Coincidentally, the business confidence cycle turning point is January 18th, which is five trading days away from this potential top.  Is the market preparing for the turn?  We don’t know until that happens.  In the chart below,  you can see clearly the breakout against the trend line of the Jan 2018, Sept 2019 and Jul 2019 tops in early November 2019.  If this high at 3282.99 is a temporary high, then it has potential to correct 4-7% to test the validity of the breakout.  If it violates the breakout line and stays below it for a week, then the correction is not over and a larger correction will follow.  If it can barely touch the breakout line and stays above it for a week, then it is very bullish and the rally will resume.

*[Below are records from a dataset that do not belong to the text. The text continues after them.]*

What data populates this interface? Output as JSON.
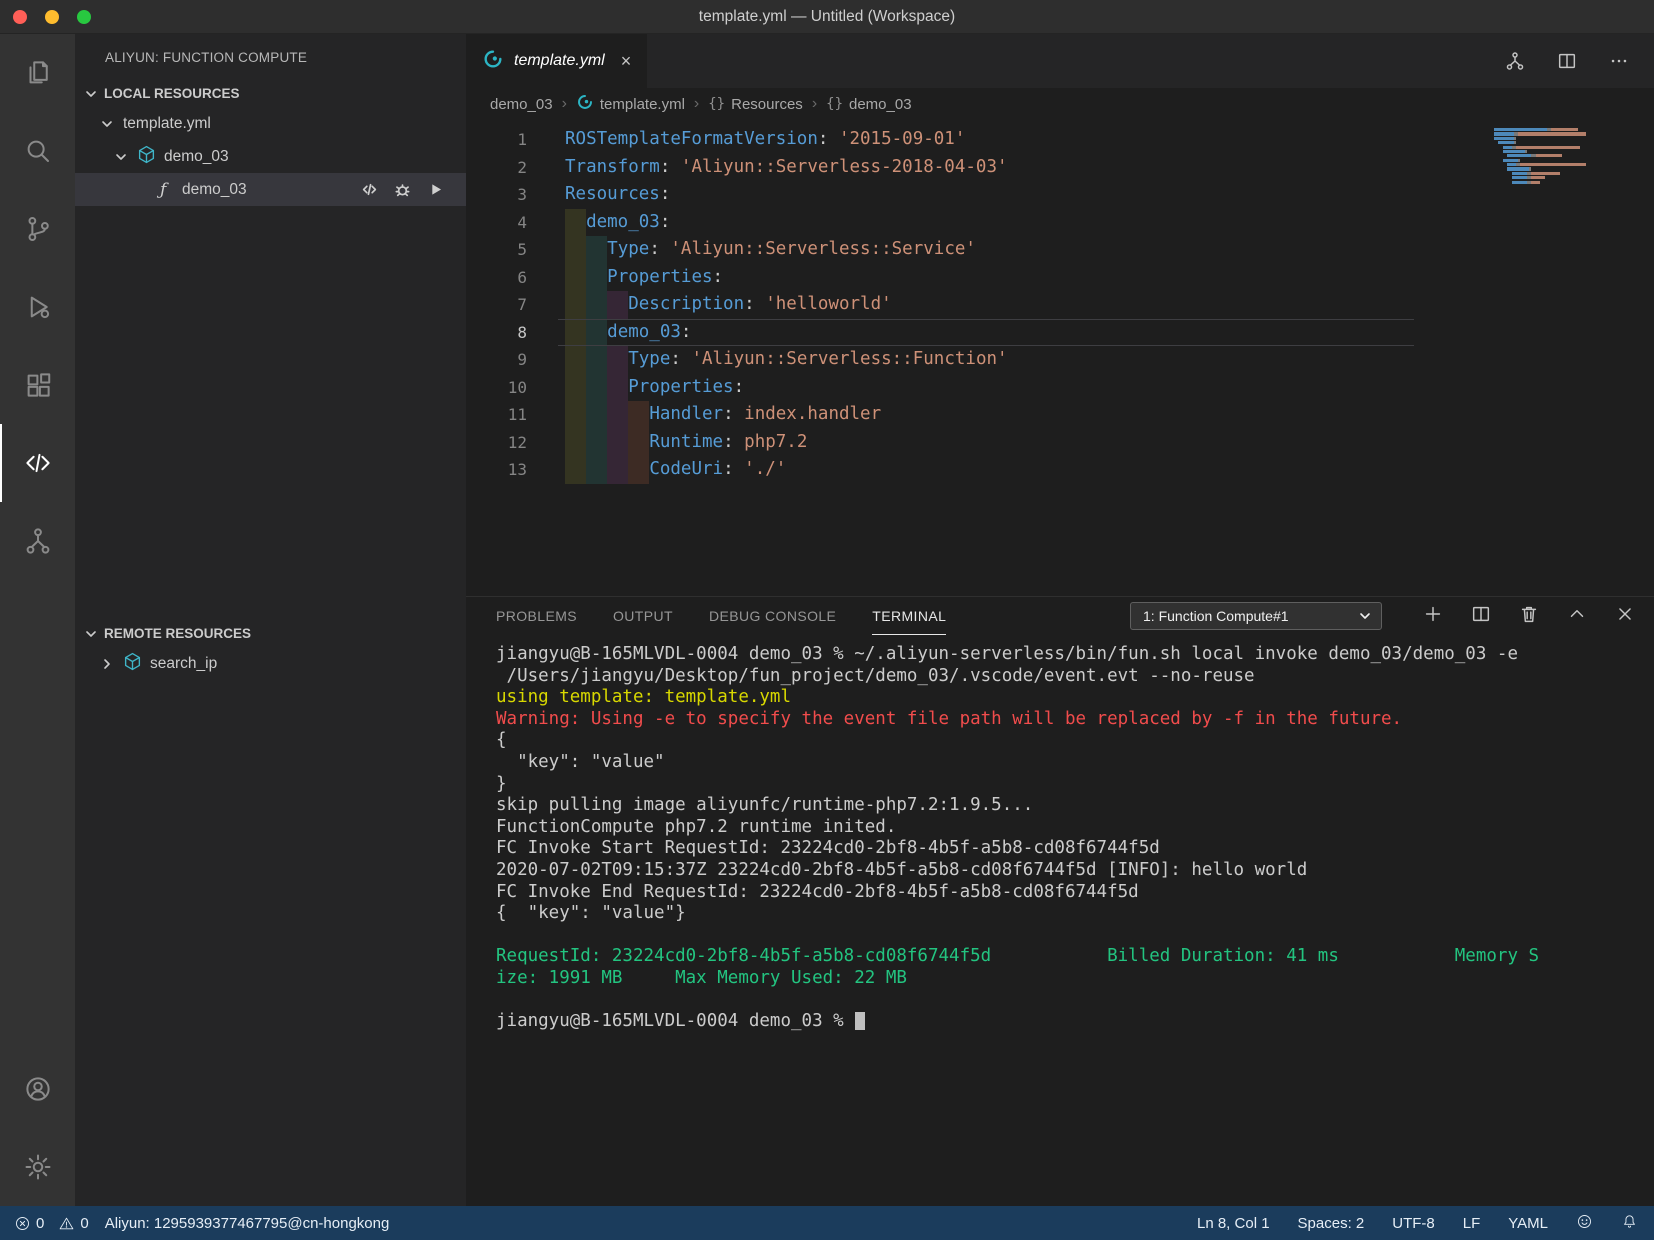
{
  "colors": {
    "statusbar-bg": "#1b3c5c",
    "key-blue": "#569cd6",
    "string-orange": "#ce9178",
    "terminal-green": "#23c480",
    "terminal-red": "#f14c4c",
    "terminal-yellow": "#d8d800",
    "cube-teal": "#3fb5c8",
    "fc-teal": "#2cb5c4"
  },
  "window": {
    "title": "template.yml — Untitled (Workspace)"
  },
  "icons": {
    "function_glyph": "ƒ",
    "braces_glyph": "{}"
  },
  "sidebar": {
    "title": "ALIYUN: FUNCTION COMPUTE",
    "local": {
      "header": "LOCAL RESOURCES",
      "items": [
        {
          "label": "template.yml"
        },
        {
          "label": "demo_03"
        },
        {
          "label": "demo_03"
        }
      ]
    },
    "remote": {
      "header": "REMOTE RESOURCES",
      "items": [
        {
          "label": "search_ip"
        }
      ]
    }
  },
  "editor": {
    "tab": {
      "label": "template.yml",
      "close": "×"
    },
    "crumb_separator": "›",
    "breadcrumbs": [
      {
        "label": "demo_03"
      },
      {
        "label": "template.yml"
      },
      {
        "label": "Resources"
      },
      {
        "label": "demo_03"
      }
    ],
    "active_line": 8,
    "code_lines": [
      {
        "num": 1,
        "indent": 0,
        "tokens": [
          {
            "t": "key",
            "v": "ROSTemplateFormatVersion"
          },
          {
            "t": "punc",
            "v": ": "
          },
          {
            "t": "str",
            "v": "'2015-09-01'"
          }
        ]
      },
      {
        "num": 2,
        "indent": 0,
        "tokens": [
          {
            "t": "key",
            "v": "Transform"
          },
          {
            "t": "punc",
            "v": ": "
          },
          {
            "t": "str",
            "v": "'Aliyun::Serverless-2018-04-03'"
          }
        ]
      },
      {
        "num": 3,
        "indent": 0,
        "tokens": [
          {
            "t": "key",
            "v": "Resources"
          },
          {
            "t": "punc",
            "v": ":"
          }
        ]
      },
      {
        "num": 4,
        "indent": 1,
        "tokens": [
          {
            "t": "key",
            "v": "demo_03"
          },
          {
            "t": "punc",
            "v": ":"
          }
        ]
      },
      {
        "num": 5,
        "indent": 2,
        "tokens": [
          {
            "t": "key",
            "v": "Type"
          },
          {
            "t": "punc",
            "v": ": "
          },
          {
            "t": "str",
            "v": "'Aliyun::Serverless::Service'"
          }
        ]
      },
      {
        "num": 6,
        "indent": 2,
        "tokens": [
          {
            "t": "key",
            "v": "Properties"
          },
          {
            "t": "punc",
            "v": ":"
          }
        ]
      },
      {
        "num": 7,
        "indent": 3,
        "tokens": [
          {
            "t": "key",
            "v": "Description"
          },
          {
            "t": "punc",
            "v": ": "
          },
          {
            "t": "str",
            "v": "'helloworld'"
          }
        ]
      },
      {
        "num": 8,
        "indent": 2,
        "tokens": [
          {
            "t": "key",
            "v": "demo_03"
          },
          {
            "t": "punc",
            "v": ":"
          }
        ]
      },
      {
        "num": 9,
        "indent": 3,
        "tokens": [
          {
            "t": "key",
            "v": "Type"
          },
          {
            "t": "punc",
            "v": ": "
          },
          {
            "t": "str",
            "v": "'Aliyun::Serverless::Function'"
          }
        ]
      },
      {
        "num": 10,
        "indent": 3,
        "tokens": [
          {
            "t": "key",
            "v": "Properties"
          },
          {
            "t": "punc",
            "v": ":"
          }
        ]
      },
      {
        "num": 11,
        "indent": 4,
        "tokens": [
          {
            "t": "key",
            "v": "Handler"
          },
          {
            "t": "punc",
            "v": ": "
          },
          {
            "t": "val",
            "v": "index.handler"
          }
        ]
      },
      {
        "num": 12,
        "indent": 4,
        "tokens": [
          {
            "t": "key",
            "v": "Runtime"
          },
          {
            "t": "punc",
            "v": ": "
          },
          {
            "t": "val",
            "v": "php7.2"
          }
        ]
      },
      {
        "num": 13,
        "indent": 4,
        "tokens": [
          {
            "t": "key",
            "v": "CodeUri"
          },
          {
            "t": "punc",
            "v": ": "
          },
          {
            "t": "str",
            "v": "'./'"
          }
        ]
      }
    ]
  },
  "panel": {
    "tabs": [
      {
        "label": "PROBLEMS"
      },
      {
        "label": "OUTPUT"
      },
      {
        "label": "DEBUG CONSOLE"
      },
      {
        "label": "TERMINAL"
      }
    ],
    "terminal_select": "1: Function Compute#1",
    "terminal_lines": [
      {
        "color": "default",
        "text": "jiangyu@B-165MLVDL-0004 demo_03 % ~/.aliyun-serverless/bin/fun.sh local invoke demo_03/demo_03 -e"
      },
      {
        "color": "default",
        "text": " /Users/jiangyu/Desktop/fun_project/demo_03/.vscode/event.evt --no-reuse"
      },
      {
        "color": "yellow",
        "text": "using template: template.yml"
      },
      {
        "color": "red",
        "text": "Warning: Using -e to specify the event file path will be replaced by -f in the future."
      },
      {
        "color": "default",
        "text": "{"
      },
      {
        "color": "default",
        "text": "  \"key\": \"value\""
      },
      {
        "color": "default",
        "text": "}"
      },
      {
        "color": "default",
        "text": "skip pulling image aliyunfc/runtime-php7.2:1.9.5..."
      },
      {
        "color": "default",
        "text": "FunctionCompute php7.2 runtime inited."
      },
      {
        "color": "default",
        "text": "FC Invoke Start RequestId: 23224cd0-2bf8-4b5f-a5b8-cd08f6744f5d"
      },
      {
        "color": "default",
        "text": "2020-07-02T09:15:37Z 23224cd0-2bf8-4b5f-a5b8-cd08f6744f5d [INFO]: hello world"
      },
      {
        "color": "default",
        "text": "FC Invoke End RequestId: 23224cd0-2bf8-4b5f-a5b8-cd08f6744f5d"
      },
      {
        "color": "default",
        "text": "{  \"key\": \"value\"}"
      },
      {
        "color": "default",
        "text": ""
      },
      {
        "color": "green",
        "text": "RequestId: 23224cd0-2bf8-4b5f-a5b8-cd08f6744f5d           Billed Duration: 41 ms           Memory S"
      },
      {
        "color": "green",
        "text": "ize: 1991 MB     Max Memory Used: 22 MB"
      },
      {
        "color": "default",
        "text": ""
      },
      {
        "color": "default",
        "text": "jiangyu@B-165MLVDL-0004 demo_03 % ",
        "cursor": true
      }
    ]
  },
  "statusbar": {
    "errors": "0",
    "warnings": "0",
    "account": "Aliyun: 1295939377467795@cn-hongkong",
    "cursor": "Ln 8, Col 1",
    "indent": "Spaces: 2",
    "encoding": "UTF-8",
    "eol": "LF",
    "language": "YAML"
  }
}
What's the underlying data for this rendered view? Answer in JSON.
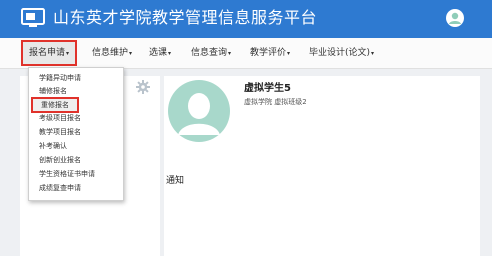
{
  "header": {
    "title": "山东英才学院教学管理信息服务平台",
    "logo_icon": "monitor-logo-icon",
    "avatar_icon": "user-avatar-icon",
    "bg_color": "#2e7ad1"
  },
  "nav": {
    "items": [
      {
        "label": "报名申请"
      },
      {
        "label": "信息维护"
      },
      {
        "label": "选课"
      },
      {
        "label": "信息查询"
      },
      {
        "label": "教学评价"
      },
      {
        "label": "毕业设计(论文)"
      }
    ],
    "caret": "▾"
  },
  "dropdown": {
    "items": [
      {
        "label": "学籍异动申请"
      },
      {
        "label": "辅修报名"
      },
      {
        "label": "重修报名"
      },
      {
        "label": "考级项目报名"
      },
      {
        "label": "教学项目报名"
      },
      {
        "label": "补考确认"
      },
      {
        "label": "创新创业报名"
      },
      {
        "label": "学生资格证书申请"
      },
      {
        "label": "成绩复查申请"
      }
    ]
  },
  "profile": {
    "name": "虚拟学生5",
    "sub": "虚拟学院 虚拟班级2"
  },
  "notice": {
    "title": "通知"
  },
  "colors": {
    "accent": "#2e7ad1",
    "highlight_border": "#e0322b",
    "avatar_bg": "#a8d8cb"
  }
}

The S&P 500 cash index is 26.75% over 200-week moving average, it is quite high in the early stage of the cycle if the cycle low started in December 2018.  The valuation is highly stretched in traditional measures, but because the interest rate is so low, which made the stocks less expensive, but certainly it is not cheap.  Many analysts are starting to call for an unstoppable bull market.  That sort of analysis normally precedes the high.  Remember this is the 11th year in the bull market which is often the time for a pause.

Interestingly, the 10-year bond yield (closed at 1.825% on Friday) hasn’t jumped over 200-week moving average at 2.318% at the moment.  If the economy is on the mend, the 10-year treasure yield should be higher than the 200-week moving average at 2.318% at this stage of the cycle location.  But it is not, this is another indication that the rally is the Fed engineered financial asset inflation.  Also the small cap Russell 2000 index hasn’t exceeded 2018 high.  As a matter of fact, the small cap didn’t participate in the 2019 rally.  It has shown a weekly cycle top which occurred in the last week of 2019.  There has never been a true bullish market that the small cap doesn’t participate.  Could be the few super mega caps such as Apple and Microsoft doing the bullish job for the rest of the stocks?

We will know more about the stock market outlook shortly after the turning point.  For the mean time, we highly suggest our subscribers to keep your power dry and don’t get sucked into the market at such lofty levels.